Budidaya maggot di lahan 1 hektar sedang dipersiapkan dan diharapkan mendapat
bantuan dari pihak luar.
2. Reklamasi
Lahan dengan Tanaman dan Hewan
Pemerintah, PT
Timah, dan pihak lain memanfaatkan lahan tambang untuk reklamasi dengan
berbagai cara. Salah satu contohnya adalah reklamasi lahan Air Jangkang di
tahun 2003 yang ditanami bunga matahari.
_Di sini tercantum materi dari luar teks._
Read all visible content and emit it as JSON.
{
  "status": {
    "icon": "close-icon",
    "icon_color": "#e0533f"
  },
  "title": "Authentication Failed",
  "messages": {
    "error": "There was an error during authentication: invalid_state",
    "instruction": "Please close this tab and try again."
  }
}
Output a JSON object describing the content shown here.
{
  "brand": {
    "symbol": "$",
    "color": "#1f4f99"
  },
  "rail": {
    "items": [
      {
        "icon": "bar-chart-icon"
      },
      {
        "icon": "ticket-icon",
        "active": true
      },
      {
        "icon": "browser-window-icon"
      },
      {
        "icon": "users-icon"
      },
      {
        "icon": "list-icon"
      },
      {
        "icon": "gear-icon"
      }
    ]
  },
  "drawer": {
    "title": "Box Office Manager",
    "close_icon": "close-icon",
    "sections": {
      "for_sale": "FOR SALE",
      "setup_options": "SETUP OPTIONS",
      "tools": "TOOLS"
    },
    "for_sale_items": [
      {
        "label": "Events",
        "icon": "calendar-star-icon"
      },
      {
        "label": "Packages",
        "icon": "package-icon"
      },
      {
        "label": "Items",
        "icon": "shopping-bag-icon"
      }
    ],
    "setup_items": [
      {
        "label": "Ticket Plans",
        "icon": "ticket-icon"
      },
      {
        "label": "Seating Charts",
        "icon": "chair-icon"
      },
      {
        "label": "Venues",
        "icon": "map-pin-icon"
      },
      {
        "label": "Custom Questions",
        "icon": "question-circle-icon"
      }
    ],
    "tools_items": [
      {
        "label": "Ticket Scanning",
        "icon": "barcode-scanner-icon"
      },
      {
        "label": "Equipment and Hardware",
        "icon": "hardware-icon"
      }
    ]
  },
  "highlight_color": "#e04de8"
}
Di lahan lain, PT Timah menanam
berbagai tanaman dan hewan, seperti anggur dan ikan.
3. Kolaborasi
dan Model Pertanian Terpadu
Pemerintah
daerah bekerja sama dengan berbagai pihak untuk menerapkan model pertanian
terpadu di Bangka Belitung. Hal ini dilakukan dengan memanfaatkan lahan bekas
tambang untuk berbagai kegiatan, seperti budidaya tanaman dan perikanan. Kolong
bekas tambang, misalnya, dapat digunakan untuk budidaya ikan dengan
memanfaatkan pakan ikan.
Dengan
pengelolaan yang terkendali dan terencana, pertambangan dapat menjadi sumber
ekonomi yang potensial. Reklamasi lahan dan model pertanian terpadu menjadi
solusi untuk meminimalisir dampak negatif pertambangan dan memanfaatkan lahan
bekas tambang secara optimal.
Upaya pemulihan
lahan bekas tambang di Bangka Belitung menunjukkan komitmen untuk mencapai
keseimbangan antara ekonomi dan kelestarian lingkungan. Pertanian dan perikanan
terpadu menjadi model yang patut dicontoh untuk pengelolaan lahan bekas tambang
yang berkelanjutan.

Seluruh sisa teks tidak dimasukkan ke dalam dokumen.